THE STORY OF THE EARLY CHURCH RECEIVING CORNELIUS AND THE GENTILES OPENS THE DOOR TO THE CHURCH TODAY ACCEPTING GAYS AND LESBIANS -- DOESN'T IT?
Some persons draw the following two lessons from the story of Peter and Cornelius in Acts 10 and 11, and the Jerusalem Council in Acts 15:
1) God is not bound by what was spoken earlier in Scripture; God's instructions to us can change. The instruction about not eating unclean food was changed. So can the instructions concerning two men or two women loving one another.
2) How did Peter and the early church know that God was overturning their understanding on the uncleanness and unacceptableness of the Gentiles? They saw God speaking to Cornelius, calling him, placing the Spirit on him. Similarly our understanding on the unacceptableness of homosexuality can be changed as we see God speaking to, calling, and giving the Spirit to our gay and lesbian brothers and sisters. Who are we to oppose God?
Three responses:
1) When the Jerusalem council in Acts 15 chose to include uncircumcised Gentiles in the people of God, they were led by Scripture as well as the Spirit. At the conference James cited a prophecy of Amos that was one of many Old Testament passages containing seeds of the truth that God's purposes would one day encompass all peoples. Though many Hebrew Scriptures taught that uncircumcised persons could not be included in the people of God, the early church was still biblical when they affirmed the baptism of Cornelius because of the other group of passages James steered them to consider.
Are there Scriptures leading us to make a change in the prohibition against homosexual sex? (Read
last half of my "THE BIBLE ON HOMOSEXUALITY" for discussion on whether the New Testament's ethic of love does this.)
2) The presence of the Spirit in someone's life does not mean that all his or her life is approved by God. For instance, we don't decide whether Cornelius' occupation as centurion was affirmed by God by looking at whether God filled him with the Spirit.

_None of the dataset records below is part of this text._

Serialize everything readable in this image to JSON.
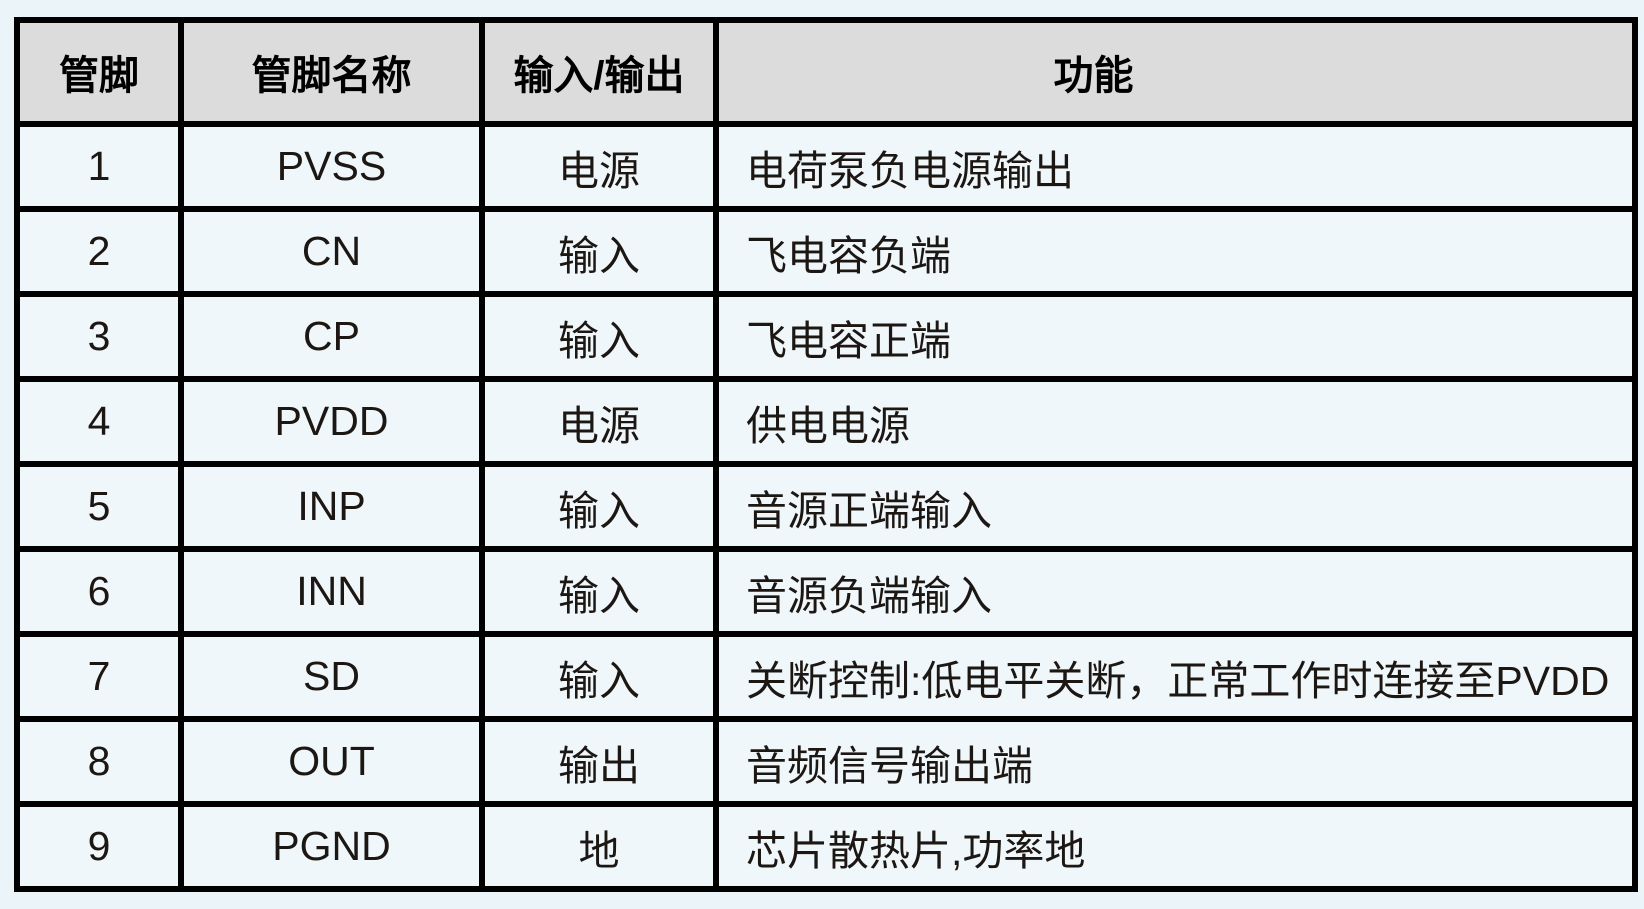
{
  "table": {
    "headers": [
      "管脚",
      "管脚名称",
      "输入/输出",
      "功能"
    ],
    "rows": [
      {
        "pin": "1",
        "name": "PVSS",
        "io": "电源",
        "function": "电荷泵负电源输出"
      },
      {
        "pin": "2",
        "name": "CN",
        "io": "输入",
        "function": "飞电容负端"
      },
      {
        "pin": "3",
        "name": "CP",
        "io": "输入",
        "function": "飞电容正端"
      },
      {
        "pin": "4",
        "name": "PVDD",
        "io": "电源",
        "function": "供电电源"
      },
      {
        "pin": "5",
        "name": "INP",
        "io": "输入",
        "function": "音源正端输入"
      },
      {
        "pin": "6",
        "name": "INN",
        "io": "输入",
        "function": "音源负端输入"
      },
      {
        "pin": "7",
        "name": "SD",
        "io": "输入",
        "function": "关断控制:低电平关断，正常工作时连接至PVDD"
      },
      {
        "pin": "8",
        "name": "OUT",
        "io": "输出",
        "function": "音频信号输出端"
      },
      {
        "pin": "9",
        "name": "PGND",
        "io": "地",
        "function": "芯片散热片,功率地"
      }
    ],
    "colors": {
      "page_background": "#ebf4f8",
      "cell_background": "#f0f7fa",
      "header_background": "#dcdcdd",
      "border_color": "#000000",
      "text_color": "#1d1714",
      "header_text_color": "#000000"
    }
  }
}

Many of us know church leaders who have been disciplined for sexual sin; and during the time the sin was occurring we often discerned the Spirit's ministry. But this does not mean that the leaders' sexual relations were somehow holy. God in grace places the Spirit even on us sinners. We must not confuse grace with approval.
3) The instructions by Moses regarding the uncleanness and unacceptableness of the Gentiles were not wrong all along. Those teachings were the best way possible AT THAT TIME THEY WERE GIVEN to strengthen the people of God. (Circumcision and the various codes of uncleanness built an identity that helped keep the people of Israel separate from their pagan neighbors and the influence of their idol worship.) They were not errors any more than the incomplete bud of a flower is an error. They were replaced because they were "fulfilled" in the progression of redemptive history.
By and large, the church has confidence that, similarly, Scripture's instructions regarding same sex relations were not wrong all along but were written as Spirit-inspired wisdom. If that teaching of Scripture was fully inspired by God, then we have a right to "correct" the biblical view on homosexuality only if some change in our culture or in the way God redeems us changes the way God's truth applies to our lives. Thus the $64,000 question is "are there changes in our culture today or in redemptive history that might change what God says to us today about same sex erotic conduct?" (For an instance of the church "correcting" an ethical teaching of the Bible, read
paragraph on holy kiss in my "THE BIBLE ON HOMOSEXUALITY.")
Acts 15 only opens the door to the possibility of viewing same sex behavior as holy. It doesn't show that all of us should walk through.
However, is sexual desire a need that must be acted upon if one is to be emotionally healthy? Many generations of faithful Christians bear witness that lives of freedom, joy, and service are possible without sexual relations.
I acknowledge the appearance of callousness when I, in the comfortable position of having my own sexual desires satisfied, forbid that satisfaction to people who want it from a same sex partner. But a heart totally un-calloused might even so forbid same sex expression out of submission to the Bible (see sections on Romans and Corinthians in article on the Bible). Or out of concern for the well-being of gay persons (see sections on physical and emotional wholeness in same article). Not all natural tendencies are good and to be acted upon. For example, I have been a shy, anxious personality from birth. But that doesn't mean God wants me to yield to my inherently fearful nature.
Homosexual orientation is not a biological given (which would make it a clear civil rights matter). All identical twins have the same sex and same race; but all identical twins do not all have the same sexual orientation. There is genetic influence but not genetic cause or determinism.
Justice does demand that a church not insist that gays be celibate unless that church is also willing to work hard at creating and offering a community in which intimacy can be found apart from eroticism.